A fictional travelogue; four minutes to read.
Clemens, his eight-year-old son Sawyer and I are riding the Amtrak out of Philadelphia bound for Washington, D.C. We are crowded together in a cubby of a seating area. We have two hours until Union Station. Time enough to ignore each other—or introduce ourselves.
Under his thin green jacket, the father is muscled. Close-cropped black hair looks home-barbered. His son is long overdue for a haircut. Their shoes, badly scuffed, are laced with knotted, mismatched—one black, one brown—shoelace segments.
Sawyer is just a few years younger than my high school history students. Soon he’ll be learning about the U.S. Constitution, checks and balances, our republican form of democracy.
He will be old enough to witness for himself unchecked and unbalanced presidential lying. The day after Trump told the nation that he is 6’3” and 215 pounds, the basketball team boys in my class started mocking him. They compared him to photos of NBA stars, and decided Trump is more like 5’9” and 250 pounds.
None of my students were surprised. I had prepared them with my lectures. “Lying is a bipartisan presidential tradition. President Thomas Jefferson lied about the real purpose of the Lewis and Clark Expedition, which was territorial expansion, not scientific exploration. President Lyndon Johnson lied about U.S. naval ships being attacked by the North Vietnamese in the Gulf of Tonkin. President George Bush lied about weapons of mass destruction in Iraq.”
Trump’s lies are so commonplace, and common, I’ve almost stopped paying attention to his gaslighting. My days are spent paying bills, talking with my kids, gassing up the car, reading, cooking, cleaning. It’s easy to look the other way.
When my government has to be forced to tell the truth, sustained resistance is hard. It’s one of Trump’s most potent political powers. Weaponized lying. He’s obese with it.
On the days my classes talk about good citizenship, integrity of the ballot box, patriotism over party, the rule of law, their civics textbook is at odds with their reality. I need extra glasses of water to fend off my dry mouth.
While Sawyer is off exploring the train, Clemens is talking. His breath fogs the train window, blurring the passing winter landscape. His words move me from my schoolroom into his world.
“I promised Sawyer for his birthday, he turned eight last week, that I would take him to see the White House. He’s been wanting to see where the president lives ever since he learned the presidents in school.”

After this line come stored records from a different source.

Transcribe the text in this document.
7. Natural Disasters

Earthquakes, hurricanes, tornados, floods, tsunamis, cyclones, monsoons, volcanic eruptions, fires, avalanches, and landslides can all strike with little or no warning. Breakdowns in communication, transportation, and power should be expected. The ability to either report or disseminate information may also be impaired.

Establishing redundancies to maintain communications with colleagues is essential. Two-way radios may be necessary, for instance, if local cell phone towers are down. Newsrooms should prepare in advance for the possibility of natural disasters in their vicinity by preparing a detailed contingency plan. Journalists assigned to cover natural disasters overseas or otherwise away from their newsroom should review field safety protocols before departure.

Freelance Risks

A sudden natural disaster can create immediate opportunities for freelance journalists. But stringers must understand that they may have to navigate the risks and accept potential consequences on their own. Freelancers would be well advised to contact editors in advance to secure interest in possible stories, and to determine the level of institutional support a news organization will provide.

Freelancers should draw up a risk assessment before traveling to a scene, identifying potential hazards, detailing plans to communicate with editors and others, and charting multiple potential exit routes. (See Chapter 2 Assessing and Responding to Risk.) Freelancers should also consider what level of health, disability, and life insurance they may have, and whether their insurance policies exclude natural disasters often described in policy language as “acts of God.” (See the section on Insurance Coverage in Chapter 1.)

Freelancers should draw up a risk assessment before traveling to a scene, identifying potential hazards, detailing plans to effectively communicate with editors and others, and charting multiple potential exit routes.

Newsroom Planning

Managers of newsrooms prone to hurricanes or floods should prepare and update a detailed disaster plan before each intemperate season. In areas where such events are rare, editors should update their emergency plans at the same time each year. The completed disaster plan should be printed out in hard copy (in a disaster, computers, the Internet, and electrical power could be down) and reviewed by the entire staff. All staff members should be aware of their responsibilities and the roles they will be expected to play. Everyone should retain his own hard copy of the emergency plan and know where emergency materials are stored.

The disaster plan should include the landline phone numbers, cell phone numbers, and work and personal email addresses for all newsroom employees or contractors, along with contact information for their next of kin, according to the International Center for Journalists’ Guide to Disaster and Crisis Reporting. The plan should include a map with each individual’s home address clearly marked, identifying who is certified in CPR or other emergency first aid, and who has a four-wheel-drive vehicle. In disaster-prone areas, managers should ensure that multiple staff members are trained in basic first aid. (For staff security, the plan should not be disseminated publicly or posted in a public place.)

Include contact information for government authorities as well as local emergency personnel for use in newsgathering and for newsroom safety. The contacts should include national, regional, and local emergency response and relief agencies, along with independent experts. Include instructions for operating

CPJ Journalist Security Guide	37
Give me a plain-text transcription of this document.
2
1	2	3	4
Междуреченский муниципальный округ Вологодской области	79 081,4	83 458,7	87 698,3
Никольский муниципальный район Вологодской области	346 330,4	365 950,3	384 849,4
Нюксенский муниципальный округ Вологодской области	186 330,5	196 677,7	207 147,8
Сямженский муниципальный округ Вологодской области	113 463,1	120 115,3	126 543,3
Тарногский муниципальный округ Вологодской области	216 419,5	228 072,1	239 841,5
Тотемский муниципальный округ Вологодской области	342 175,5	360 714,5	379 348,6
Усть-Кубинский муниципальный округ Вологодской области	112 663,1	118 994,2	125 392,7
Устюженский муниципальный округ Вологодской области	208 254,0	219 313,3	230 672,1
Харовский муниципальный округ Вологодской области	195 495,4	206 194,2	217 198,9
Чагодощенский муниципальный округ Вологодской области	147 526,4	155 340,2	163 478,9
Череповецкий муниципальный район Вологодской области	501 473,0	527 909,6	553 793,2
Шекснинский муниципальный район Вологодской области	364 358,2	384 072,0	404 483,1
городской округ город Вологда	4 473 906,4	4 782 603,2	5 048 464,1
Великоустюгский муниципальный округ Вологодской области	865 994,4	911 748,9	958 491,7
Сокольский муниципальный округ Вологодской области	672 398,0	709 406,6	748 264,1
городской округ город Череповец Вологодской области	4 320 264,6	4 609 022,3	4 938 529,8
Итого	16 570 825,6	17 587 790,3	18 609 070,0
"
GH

“I called in sick at work. Told his school the same.”
My chest tightens.
I ask, “So, will Sawyer’s school work suffer from missing school?”
“It don’t matter. I’ll tell you that. I had to do it.”
“Adults don’t do right by him.” His muscles briefly tense, his hands grip the armrests, then his eyes mist up. “His mom left us when he was five. His uncles say they’ll buy him things, and then don’t. For his birthday, his aunt said she’d bake him a chocolate cake, but she never did.”
Coming down the aisle, Sawyer is moving towards us, his eyes darting everywhere. The train lurches, and Sawyer laughs.
“I promised him this trip. He’s gotta have some grownup he can trust.”